While there are always adjustments in taking a new position, Safman is tasked with becoming the new rabbi at a synagogue rocked by COVID-19. Aigen and Weiner explained that Temple Beth El follows rabbinical law, which has very strict requirements when it comes to the use of technology in the synagogue. So, adjusting for an unprecedented pandemic was challenging, to say the least.

“We were sort of forced to really embrace platforms like Zoom so that we could just keep functioning as a synagogue and be able to have meetings and be able to deal with whatever,” Weiner said. “I think the congregation has responded in a very positive way, though, and we’ve been able to do it.”

Safman has hit the ground running with her position despite COVID-19 challenges. A mother of three, Safman, and her 6-month-old Talya, are spending time back in the Ithaca community that she loves, while her husband, mother and two sons are in New London. Safman is getting to re-know the community, she said, and she’s glad to be back.

Safman said while she has great admiration and respect for Rabbi Glass, her approach to the role will be a bit different than his.

“If he’s with a rabbinate that required the rabbi to, in many ways, be the repository of so much of the community’s knowledge and ideas and pioneering thinking and goal setting, mine is a generation that likes to work collaboratively,” she said. “Mine is a generation that believes that their way to the truth scattered amongst all of us in the world are most powerful when we collect those sparks and bring them together into synergy.”

After COVID-19 exacerbated societal issues already causing isolation for many, Safman said many of her goals involve decreasing that sense of isolation and helping to bring the Jewish community together.

“One of Judaism’s core values is the preservation of life,” Safman said. “I can’t bring people together at the risk of people’s physical well-being. So, we’re exploring even as we speak with the people in our community what it means for us to come together through virtual networks.”

Her three main goals are: bring the community together to rebuild some bonds worn down by social isolation, take on larger projects tackling issues like racism and attract younger generations to the synagogue.

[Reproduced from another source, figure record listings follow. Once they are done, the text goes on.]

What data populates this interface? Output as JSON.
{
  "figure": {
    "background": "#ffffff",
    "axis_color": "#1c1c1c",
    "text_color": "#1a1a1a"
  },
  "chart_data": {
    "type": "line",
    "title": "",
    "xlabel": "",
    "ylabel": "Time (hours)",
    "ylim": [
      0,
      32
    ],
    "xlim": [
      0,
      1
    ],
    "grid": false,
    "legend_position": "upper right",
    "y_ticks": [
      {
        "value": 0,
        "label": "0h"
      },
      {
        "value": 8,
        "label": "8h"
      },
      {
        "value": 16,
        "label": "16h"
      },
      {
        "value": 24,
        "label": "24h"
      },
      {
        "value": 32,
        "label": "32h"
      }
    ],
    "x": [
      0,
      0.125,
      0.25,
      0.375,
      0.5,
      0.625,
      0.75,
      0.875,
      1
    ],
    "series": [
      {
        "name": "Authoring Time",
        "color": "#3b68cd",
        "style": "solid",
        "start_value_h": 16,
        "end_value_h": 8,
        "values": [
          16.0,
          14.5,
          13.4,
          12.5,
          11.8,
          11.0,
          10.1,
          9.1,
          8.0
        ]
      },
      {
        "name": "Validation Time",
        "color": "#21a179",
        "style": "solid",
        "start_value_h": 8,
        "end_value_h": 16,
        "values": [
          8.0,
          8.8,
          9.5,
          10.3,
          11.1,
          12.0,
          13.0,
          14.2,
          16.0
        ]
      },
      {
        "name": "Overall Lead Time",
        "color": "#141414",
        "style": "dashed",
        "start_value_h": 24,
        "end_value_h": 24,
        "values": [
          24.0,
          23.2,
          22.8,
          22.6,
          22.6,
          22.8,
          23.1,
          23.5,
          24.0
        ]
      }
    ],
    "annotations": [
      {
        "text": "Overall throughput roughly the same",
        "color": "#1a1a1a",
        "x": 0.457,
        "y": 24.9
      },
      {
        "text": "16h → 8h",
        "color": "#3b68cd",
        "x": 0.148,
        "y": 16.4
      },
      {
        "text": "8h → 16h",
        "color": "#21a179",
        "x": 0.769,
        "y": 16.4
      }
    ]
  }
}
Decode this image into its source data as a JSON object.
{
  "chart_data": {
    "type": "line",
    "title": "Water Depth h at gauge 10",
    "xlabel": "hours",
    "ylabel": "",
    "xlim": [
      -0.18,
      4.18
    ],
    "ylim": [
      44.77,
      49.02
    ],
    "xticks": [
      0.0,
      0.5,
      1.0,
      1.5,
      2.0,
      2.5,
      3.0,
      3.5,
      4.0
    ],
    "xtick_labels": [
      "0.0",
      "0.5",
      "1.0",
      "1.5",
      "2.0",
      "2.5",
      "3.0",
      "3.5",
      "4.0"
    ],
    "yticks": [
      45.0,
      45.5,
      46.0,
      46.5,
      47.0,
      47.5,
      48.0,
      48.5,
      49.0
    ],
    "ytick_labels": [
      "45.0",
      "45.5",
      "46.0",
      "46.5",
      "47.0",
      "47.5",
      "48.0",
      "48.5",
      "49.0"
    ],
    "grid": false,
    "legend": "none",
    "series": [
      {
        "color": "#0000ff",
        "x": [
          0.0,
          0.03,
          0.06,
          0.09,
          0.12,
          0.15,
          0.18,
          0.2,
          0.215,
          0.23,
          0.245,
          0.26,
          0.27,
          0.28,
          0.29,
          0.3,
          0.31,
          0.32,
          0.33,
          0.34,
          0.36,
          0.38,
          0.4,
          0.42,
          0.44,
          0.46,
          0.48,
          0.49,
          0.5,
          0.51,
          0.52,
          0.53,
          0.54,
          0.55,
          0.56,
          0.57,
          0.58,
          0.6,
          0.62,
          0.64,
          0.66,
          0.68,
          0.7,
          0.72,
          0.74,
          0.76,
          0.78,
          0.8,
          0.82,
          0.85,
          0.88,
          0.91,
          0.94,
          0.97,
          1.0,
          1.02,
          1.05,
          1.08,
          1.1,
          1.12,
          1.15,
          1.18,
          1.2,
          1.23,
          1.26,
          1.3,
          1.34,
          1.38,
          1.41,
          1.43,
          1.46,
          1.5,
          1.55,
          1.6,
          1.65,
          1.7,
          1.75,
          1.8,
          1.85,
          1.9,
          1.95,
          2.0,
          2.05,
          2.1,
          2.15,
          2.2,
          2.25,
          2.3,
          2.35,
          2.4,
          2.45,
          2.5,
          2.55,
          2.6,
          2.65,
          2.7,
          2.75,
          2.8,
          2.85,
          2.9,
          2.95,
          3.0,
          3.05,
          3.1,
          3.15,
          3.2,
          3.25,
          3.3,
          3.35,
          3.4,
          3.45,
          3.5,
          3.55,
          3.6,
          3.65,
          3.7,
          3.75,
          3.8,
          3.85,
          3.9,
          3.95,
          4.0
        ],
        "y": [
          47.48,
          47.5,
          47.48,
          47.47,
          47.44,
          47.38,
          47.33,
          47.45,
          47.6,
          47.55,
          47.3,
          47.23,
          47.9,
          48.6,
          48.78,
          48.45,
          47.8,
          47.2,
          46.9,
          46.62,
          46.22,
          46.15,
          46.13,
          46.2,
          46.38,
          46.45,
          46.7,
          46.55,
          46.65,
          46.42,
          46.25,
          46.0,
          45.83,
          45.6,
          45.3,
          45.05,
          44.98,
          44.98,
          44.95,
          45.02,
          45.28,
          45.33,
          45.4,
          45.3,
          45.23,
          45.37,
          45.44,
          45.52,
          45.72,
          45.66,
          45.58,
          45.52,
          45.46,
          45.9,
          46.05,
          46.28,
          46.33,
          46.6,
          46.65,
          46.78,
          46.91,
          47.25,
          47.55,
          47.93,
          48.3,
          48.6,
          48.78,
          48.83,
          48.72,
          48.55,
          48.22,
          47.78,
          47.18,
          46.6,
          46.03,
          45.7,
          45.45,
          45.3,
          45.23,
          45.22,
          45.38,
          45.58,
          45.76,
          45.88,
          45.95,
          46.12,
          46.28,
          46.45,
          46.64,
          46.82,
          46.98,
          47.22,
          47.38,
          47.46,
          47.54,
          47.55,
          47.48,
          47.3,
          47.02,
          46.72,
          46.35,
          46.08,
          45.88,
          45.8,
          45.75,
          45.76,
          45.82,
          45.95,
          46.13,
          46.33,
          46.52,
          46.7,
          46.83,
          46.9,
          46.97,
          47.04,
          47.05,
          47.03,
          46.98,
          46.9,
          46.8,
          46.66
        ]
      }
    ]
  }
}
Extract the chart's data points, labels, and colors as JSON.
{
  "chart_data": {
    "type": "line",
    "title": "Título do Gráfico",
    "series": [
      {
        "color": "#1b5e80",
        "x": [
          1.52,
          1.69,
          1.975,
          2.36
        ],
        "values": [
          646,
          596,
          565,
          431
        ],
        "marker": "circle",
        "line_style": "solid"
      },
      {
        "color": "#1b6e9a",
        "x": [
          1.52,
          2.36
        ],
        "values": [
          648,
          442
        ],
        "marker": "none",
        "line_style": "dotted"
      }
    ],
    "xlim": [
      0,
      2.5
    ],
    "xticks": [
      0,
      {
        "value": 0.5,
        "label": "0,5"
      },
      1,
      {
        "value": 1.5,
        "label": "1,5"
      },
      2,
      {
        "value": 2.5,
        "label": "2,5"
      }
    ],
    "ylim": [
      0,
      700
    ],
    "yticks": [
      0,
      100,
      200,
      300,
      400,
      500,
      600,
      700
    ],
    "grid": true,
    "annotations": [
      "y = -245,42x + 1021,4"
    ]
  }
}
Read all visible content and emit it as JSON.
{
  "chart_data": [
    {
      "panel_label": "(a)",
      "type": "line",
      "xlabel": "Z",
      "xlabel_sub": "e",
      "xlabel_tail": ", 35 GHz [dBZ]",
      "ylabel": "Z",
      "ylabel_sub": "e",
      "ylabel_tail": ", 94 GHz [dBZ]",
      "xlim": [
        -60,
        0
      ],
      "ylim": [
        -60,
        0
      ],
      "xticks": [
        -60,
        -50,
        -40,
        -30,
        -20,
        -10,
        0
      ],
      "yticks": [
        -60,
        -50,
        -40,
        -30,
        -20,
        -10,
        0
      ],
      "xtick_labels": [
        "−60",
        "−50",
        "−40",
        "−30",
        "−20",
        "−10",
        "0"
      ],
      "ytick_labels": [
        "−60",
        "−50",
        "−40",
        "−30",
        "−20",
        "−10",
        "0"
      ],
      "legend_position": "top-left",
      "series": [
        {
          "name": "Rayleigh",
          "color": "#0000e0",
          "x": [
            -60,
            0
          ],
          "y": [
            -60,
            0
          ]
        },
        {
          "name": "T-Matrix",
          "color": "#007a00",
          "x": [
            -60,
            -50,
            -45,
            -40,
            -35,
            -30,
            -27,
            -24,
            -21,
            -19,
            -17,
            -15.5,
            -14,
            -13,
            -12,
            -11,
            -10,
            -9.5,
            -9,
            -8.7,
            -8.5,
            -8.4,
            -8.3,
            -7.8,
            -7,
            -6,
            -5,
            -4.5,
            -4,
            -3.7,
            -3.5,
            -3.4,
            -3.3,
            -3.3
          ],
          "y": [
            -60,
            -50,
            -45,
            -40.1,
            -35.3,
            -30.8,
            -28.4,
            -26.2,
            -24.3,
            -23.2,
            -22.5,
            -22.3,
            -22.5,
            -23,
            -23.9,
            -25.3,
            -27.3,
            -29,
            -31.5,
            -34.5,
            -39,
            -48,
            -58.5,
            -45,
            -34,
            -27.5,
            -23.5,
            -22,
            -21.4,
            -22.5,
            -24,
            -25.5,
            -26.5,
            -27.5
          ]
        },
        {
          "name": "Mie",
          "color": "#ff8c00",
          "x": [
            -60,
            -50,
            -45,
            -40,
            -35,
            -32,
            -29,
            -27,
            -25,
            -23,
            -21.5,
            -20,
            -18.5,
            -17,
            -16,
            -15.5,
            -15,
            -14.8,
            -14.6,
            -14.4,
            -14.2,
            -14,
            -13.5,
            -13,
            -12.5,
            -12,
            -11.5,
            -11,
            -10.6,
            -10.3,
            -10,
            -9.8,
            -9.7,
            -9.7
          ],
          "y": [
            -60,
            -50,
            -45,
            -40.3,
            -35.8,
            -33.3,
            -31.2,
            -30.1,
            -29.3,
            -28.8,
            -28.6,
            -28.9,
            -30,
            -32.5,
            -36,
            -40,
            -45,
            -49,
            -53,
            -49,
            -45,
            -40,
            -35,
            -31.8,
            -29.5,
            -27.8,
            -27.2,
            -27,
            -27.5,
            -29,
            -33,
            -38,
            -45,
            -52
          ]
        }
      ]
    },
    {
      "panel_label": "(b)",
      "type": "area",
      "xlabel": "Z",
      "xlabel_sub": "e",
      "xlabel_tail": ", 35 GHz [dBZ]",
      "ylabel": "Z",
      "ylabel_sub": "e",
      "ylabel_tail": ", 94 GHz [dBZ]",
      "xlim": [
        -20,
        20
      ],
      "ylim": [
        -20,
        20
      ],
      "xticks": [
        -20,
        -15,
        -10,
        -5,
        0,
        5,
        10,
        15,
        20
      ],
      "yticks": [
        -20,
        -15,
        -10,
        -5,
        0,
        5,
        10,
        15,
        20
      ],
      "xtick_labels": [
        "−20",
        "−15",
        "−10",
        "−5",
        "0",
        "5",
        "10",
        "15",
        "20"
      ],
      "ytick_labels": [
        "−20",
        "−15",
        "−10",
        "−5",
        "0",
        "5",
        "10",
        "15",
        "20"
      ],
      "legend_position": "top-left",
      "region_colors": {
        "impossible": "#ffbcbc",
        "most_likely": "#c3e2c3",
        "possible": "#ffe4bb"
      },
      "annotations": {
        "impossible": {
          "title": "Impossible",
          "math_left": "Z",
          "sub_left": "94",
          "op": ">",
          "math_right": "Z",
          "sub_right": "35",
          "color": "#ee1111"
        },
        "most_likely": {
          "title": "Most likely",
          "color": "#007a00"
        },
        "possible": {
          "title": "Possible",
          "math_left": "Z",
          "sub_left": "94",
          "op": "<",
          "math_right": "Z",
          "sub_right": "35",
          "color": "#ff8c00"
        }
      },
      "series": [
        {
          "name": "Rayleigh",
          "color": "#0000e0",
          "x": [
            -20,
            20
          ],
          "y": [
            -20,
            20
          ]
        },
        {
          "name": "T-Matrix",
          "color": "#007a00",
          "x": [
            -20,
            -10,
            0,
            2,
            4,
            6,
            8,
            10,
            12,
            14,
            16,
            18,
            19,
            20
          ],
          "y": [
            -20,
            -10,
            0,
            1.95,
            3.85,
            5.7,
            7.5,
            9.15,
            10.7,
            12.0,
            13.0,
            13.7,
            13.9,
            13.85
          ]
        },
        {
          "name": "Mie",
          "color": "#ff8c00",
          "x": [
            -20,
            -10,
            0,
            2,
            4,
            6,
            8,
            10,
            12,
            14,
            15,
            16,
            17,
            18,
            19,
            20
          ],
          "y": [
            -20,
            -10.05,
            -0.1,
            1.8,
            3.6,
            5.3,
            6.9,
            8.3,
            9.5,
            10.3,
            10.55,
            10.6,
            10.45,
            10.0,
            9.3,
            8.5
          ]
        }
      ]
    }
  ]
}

Safman, Aigen and Weiner all have their sights set on September, the month of Jewish high holidays Rosh Hashana and Yom Kippur, to try to figure out a way to have the community come together in a way that’s safe for everyone involved.
For now, Safman offered some advice for those feeling the weight of the pandemic: acknowledge the loss and sadness.

“There’s value in an optimism, but not an optimism that denies the challenges of your reality,” Safman said. “And if you don’t allow yourself to feel and acknowledge that the current circumstances are rough, then you are disempowered in taking on those challenges and grappling with them meaningfully. If there’s no problem, there’s no problem to be solved.”